Le tutorat au collège
Montage de réflexions lues sur Lettres&Débats.
Philippe, le 24/01/2000 :
Dans mon établissement, il n'y a pas de tutorat.
Mon opinion est toute théorique. J'y suis opposé parce que j'y vois une
forme insidieuse de direction de conscience.
A force de dire et de redire que l'adolescent qui ne parle pas est un
adolescent à problème, on en oublie le droit des élèves à ne pas parler
d'eux.
Il me semble que le professeur n'est pas la personne la mieux qualifiée, ni
la mieux placée pour effectuer cette guidance.

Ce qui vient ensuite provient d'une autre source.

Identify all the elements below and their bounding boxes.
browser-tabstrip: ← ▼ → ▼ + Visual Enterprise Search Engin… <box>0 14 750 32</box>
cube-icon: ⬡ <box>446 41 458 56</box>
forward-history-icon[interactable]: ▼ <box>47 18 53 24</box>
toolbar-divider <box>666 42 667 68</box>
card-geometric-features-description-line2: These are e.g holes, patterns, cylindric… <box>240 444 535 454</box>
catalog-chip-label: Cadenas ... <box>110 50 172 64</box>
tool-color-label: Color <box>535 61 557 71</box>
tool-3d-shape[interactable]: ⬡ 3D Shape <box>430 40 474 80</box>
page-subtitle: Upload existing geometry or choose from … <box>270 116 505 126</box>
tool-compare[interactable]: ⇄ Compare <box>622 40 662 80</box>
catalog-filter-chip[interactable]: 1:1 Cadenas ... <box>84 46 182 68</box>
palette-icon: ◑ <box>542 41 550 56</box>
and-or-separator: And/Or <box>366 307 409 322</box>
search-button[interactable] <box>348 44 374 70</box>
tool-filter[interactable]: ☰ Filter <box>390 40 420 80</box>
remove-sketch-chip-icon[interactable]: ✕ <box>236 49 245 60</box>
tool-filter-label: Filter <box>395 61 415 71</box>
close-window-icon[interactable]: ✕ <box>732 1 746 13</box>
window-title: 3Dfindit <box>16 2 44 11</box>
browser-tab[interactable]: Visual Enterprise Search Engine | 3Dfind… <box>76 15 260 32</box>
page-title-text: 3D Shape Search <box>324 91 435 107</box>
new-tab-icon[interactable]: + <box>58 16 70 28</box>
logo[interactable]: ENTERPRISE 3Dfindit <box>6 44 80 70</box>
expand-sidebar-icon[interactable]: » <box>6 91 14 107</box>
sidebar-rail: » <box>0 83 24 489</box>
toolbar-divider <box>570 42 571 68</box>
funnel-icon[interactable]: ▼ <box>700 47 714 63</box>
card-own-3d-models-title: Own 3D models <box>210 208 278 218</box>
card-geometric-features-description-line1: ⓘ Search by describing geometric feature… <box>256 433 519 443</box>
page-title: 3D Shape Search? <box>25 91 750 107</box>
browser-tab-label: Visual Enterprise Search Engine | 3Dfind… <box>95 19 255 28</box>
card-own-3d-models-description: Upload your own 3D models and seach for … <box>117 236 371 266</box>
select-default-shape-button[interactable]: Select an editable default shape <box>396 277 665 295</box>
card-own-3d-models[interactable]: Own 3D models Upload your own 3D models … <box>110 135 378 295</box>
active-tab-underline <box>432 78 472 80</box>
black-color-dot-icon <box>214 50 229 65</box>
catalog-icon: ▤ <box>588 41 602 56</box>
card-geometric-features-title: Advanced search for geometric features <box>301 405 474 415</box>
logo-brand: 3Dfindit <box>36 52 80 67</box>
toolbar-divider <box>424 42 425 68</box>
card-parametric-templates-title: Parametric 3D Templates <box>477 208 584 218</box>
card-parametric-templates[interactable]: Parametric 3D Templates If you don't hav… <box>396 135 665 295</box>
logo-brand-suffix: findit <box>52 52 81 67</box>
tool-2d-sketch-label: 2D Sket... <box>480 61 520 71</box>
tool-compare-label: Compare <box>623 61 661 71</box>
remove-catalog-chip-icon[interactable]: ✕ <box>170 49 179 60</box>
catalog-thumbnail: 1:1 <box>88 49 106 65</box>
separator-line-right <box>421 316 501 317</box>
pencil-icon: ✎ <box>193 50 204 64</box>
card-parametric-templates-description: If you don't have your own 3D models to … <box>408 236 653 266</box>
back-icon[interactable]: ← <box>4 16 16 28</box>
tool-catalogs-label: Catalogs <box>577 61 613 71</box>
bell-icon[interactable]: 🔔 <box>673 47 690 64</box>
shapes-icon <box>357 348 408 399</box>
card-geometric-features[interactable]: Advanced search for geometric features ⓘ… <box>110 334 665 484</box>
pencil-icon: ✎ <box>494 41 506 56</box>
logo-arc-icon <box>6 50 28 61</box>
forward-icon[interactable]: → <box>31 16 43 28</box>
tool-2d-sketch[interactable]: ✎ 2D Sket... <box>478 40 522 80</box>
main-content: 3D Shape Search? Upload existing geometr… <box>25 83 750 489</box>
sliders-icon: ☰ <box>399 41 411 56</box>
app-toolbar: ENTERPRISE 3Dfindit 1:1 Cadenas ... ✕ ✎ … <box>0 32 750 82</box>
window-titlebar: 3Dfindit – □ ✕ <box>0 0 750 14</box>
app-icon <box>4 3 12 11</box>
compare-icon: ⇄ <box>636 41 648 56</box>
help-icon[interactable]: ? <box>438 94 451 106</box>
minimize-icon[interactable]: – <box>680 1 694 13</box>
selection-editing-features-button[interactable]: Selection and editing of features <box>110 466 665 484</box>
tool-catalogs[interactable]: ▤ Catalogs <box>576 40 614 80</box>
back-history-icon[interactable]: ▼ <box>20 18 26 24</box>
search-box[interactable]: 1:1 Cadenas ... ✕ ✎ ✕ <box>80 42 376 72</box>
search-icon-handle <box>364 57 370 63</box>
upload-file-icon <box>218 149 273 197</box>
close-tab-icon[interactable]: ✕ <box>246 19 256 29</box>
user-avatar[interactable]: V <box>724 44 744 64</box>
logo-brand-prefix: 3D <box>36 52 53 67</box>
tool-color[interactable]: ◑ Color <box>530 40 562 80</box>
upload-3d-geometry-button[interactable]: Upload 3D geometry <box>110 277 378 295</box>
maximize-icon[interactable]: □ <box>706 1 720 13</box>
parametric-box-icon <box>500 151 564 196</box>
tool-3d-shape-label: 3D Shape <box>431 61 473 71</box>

Les professeurs ne sont pas psychologues de métier, donc ne sont pas aptes
à gérer des situations d'écoute où d'ailleurs ils sont trop impliqués en
qualité de transmetteur de savoir.
Plus généralement, la philosophie de "dame patronesse" professée par
Ségolène Royal, n'est pas du meilleur aloi pour des adolescents qui ont
besoin non pas d'être écoutés, mais instruits, et qui ont surtout besoin
qu'en face d'eux il y ait des Chefs d'Etablissement, des CPE et des Profs
qui aient le courage de jeter au feu toutes les utopies post soixante-huitardes
sur l'élève-partenaire et coacteur de son savoir, comme théorisait, toute
honte bue, certain IPR plus versé dans les pseudo sciences éducatives que
sa discipline d'Agrégation.
Ségolène a-t-elle songé un seul instant "aux risques du métier" qu'implique
le "face-à-face" avec un(e) seul(e) élève ?
Sébastien, le 25/01/00 :
Dans mon établissement se pratique le tutorat ! Voilà ce que j'ai pu
constater :
1. Le tutorat s'établit toujours sur la base du volontariat, sans rémunération.
C'est donc le principe du pied dans la porte : si l'on accepte de faire des
activités professionnelles qui ne soient pas rémunérées, on aura du mal à
en refuser d'autres du même type. On nous dira : vous avez bien voulu faire
cela sans être rémunéré, alors pourquoi refusez-vous de faire cette autre
activité pour l'amour des élèves ? Lorsque notre correspondant utilise le
terme de "dame patronnesse", il n'est pas très loin de la vérité.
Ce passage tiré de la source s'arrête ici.